Nikko NZ recorded the highest growth rates over the 2015 December quarter and annual period of 11 per cent and almost 62 per cent respectively, according to the latest figures published by Australian actuarial firm Plan for Life, with the fund manager formerly known as Tyndall seeing retail FUM jump from $510 million to $824 million during the 2015 year.
Aside from Nikko, retail FUM growth over the December 2015 quarter ranged from Mercer’s 3.09 per cent to 10 per cent for Milford. Again excluding Nikko, most managers in the Plan for Life survey also reported double-digit growth rates in the 12 months to the end of December 2015, ranging from 14.5 per cent for Fisher Funds to 25 per cent for Kiwi Wealth. AMP recorded the lowest annual growth rate in the Plan for Life survey, putting on just 3.8 per cent in retail FUM over the period.
While underlying managers experienced mixed fortunes, the NZ retail fund market in total grew by 4.3 per cent during the final 2015 quarter and 15.6 per cent over the 12-month period to finish the year at $68.4 billion, an increase of more than $9.2 billion compared to the December 2014 figure.
“Gross Inflows during 2015 of NZ$19.2bn, were up 14.5 per cent building further on the dramatic jump of 40.5 per cent that was recorded in 2014,” the Plan for Life report says. “There was the usual dip in reported inflows during the December quarter which saw them down 23.8 per cent due to KiwiSaver seasonality factors.”

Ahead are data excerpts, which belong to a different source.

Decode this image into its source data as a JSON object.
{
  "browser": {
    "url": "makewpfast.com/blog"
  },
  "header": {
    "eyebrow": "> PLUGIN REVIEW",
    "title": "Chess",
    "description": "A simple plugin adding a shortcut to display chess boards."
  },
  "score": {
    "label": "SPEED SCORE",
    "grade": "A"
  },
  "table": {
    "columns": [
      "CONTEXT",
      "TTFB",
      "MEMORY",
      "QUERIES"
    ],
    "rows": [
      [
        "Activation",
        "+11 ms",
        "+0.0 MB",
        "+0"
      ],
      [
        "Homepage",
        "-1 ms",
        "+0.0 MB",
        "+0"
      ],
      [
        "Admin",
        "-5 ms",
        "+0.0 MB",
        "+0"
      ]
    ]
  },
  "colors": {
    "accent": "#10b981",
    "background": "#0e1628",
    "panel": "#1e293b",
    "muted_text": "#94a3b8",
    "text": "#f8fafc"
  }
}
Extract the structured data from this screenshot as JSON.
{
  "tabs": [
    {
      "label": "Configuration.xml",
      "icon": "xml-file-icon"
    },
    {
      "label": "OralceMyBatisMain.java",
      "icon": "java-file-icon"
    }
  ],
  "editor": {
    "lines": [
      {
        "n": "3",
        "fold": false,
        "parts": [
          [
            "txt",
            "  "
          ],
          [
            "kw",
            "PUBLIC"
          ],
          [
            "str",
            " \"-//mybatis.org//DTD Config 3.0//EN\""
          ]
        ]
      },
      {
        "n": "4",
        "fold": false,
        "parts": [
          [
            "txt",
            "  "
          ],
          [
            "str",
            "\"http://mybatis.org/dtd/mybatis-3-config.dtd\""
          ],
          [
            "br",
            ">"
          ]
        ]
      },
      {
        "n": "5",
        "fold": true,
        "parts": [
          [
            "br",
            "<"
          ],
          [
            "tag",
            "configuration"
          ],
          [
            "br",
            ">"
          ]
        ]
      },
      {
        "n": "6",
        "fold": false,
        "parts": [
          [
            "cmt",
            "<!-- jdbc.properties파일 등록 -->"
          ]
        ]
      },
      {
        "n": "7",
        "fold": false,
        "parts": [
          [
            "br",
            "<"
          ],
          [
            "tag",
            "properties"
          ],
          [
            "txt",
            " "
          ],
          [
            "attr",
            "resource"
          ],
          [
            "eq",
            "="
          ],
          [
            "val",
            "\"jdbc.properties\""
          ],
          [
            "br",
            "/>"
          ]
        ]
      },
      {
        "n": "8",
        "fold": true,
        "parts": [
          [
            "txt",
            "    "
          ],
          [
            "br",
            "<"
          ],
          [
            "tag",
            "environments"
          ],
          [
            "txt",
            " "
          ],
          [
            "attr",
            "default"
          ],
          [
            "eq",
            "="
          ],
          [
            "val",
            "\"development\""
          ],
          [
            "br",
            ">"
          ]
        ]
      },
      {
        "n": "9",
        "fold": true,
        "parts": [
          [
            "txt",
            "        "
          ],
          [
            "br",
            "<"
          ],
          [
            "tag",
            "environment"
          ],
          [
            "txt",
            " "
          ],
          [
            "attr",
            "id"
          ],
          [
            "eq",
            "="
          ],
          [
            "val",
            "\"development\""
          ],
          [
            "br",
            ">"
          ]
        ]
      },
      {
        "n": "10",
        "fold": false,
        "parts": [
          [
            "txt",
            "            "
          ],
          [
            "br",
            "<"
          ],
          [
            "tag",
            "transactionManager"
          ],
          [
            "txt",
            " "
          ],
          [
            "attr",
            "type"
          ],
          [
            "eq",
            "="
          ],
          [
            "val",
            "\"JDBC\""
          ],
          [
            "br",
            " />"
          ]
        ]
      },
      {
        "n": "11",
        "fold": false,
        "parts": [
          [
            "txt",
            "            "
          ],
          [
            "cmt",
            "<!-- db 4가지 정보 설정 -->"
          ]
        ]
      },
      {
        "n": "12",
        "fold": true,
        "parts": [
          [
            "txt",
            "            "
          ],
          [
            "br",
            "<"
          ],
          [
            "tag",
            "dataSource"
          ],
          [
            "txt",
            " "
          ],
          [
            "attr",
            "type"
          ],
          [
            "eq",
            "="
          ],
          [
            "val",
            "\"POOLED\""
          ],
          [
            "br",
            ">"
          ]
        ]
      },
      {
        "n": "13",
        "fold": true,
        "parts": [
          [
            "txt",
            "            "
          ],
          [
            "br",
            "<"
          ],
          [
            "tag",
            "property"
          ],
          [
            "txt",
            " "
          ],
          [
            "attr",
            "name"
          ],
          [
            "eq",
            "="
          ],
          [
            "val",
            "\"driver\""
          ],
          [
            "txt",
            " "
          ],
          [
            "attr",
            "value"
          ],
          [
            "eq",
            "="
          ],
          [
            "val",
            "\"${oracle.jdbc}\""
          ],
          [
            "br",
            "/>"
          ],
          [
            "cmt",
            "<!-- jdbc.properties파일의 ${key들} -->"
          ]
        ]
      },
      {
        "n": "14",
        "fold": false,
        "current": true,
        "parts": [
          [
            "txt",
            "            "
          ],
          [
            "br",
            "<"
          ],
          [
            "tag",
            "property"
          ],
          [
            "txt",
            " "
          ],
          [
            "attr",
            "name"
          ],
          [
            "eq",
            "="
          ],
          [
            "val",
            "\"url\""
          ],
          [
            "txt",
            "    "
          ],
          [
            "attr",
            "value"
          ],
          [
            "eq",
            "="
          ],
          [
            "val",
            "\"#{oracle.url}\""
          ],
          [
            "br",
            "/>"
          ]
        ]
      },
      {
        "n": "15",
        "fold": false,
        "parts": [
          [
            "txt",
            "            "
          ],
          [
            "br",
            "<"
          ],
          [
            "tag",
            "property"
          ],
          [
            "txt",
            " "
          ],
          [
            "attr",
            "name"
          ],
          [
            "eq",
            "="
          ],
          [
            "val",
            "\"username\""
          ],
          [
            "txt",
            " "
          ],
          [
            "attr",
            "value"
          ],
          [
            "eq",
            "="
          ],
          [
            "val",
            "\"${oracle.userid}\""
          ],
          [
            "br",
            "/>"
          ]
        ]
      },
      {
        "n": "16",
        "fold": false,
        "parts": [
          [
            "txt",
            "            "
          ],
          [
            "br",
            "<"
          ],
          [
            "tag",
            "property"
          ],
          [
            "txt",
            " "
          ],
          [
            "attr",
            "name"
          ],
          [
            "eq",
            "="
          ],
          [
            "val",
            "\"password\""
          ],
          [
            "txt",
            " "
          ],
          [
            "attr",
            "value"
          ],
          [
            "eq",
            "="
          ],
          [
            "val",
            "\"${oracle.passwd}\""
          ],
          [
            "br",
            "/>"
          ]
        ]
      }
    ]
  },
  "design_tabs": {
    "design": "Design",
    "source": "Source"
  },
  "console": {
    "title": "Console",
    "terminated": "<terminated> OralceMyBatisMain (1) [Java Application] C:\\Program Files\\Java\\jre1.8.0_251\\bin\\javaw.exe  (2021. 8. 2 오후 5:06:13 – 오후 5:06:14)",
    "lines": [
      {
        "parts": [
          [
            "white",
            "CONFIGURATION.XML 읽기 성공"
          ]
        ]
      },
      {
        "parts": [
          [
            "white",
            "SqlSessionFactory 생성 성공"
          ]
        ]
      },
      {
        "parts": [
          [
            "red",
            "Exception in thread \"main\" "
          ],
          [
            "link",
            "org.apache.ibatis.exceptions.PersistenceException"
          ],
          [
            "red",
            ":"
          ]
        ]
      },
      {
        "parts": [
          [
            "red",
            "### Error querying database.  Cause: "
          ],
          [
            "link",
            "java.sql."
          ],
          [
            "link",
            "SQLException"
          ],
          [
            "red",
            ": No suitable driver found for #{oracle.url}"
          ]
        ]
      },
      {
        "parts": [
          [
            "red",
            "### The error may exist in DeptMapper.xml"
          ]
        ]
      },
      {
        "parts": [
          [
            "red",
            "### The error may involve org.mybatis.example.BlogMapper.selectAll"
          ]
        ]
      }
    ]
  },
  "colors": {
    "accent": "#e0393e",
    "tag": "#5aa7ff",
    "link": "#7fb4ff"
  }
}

As expected, KiwiSaver underpinned the growth in the retail market with FUM up 5.4 per cent over the December quarter and 22.4 per cent during the 12-month period to close out 2015 at almost $32.4 billion under management.
KiwiSaver now represents the largest retail funds sector, accounting for 47.4 per cent of the total as at December 2015, compared to 44.7 per cent 12 months previously
However, non-KiwiSaver retail funds also posted respectable gains over both periods, up 3.5 per cent in the December quarter and 12 per cent during the 2015 calendar year, finishing with about $31.4 billion or 45.9 per cent of the total market (versus 47.3 per cent as at end December 2014), the Plan for Life report shows.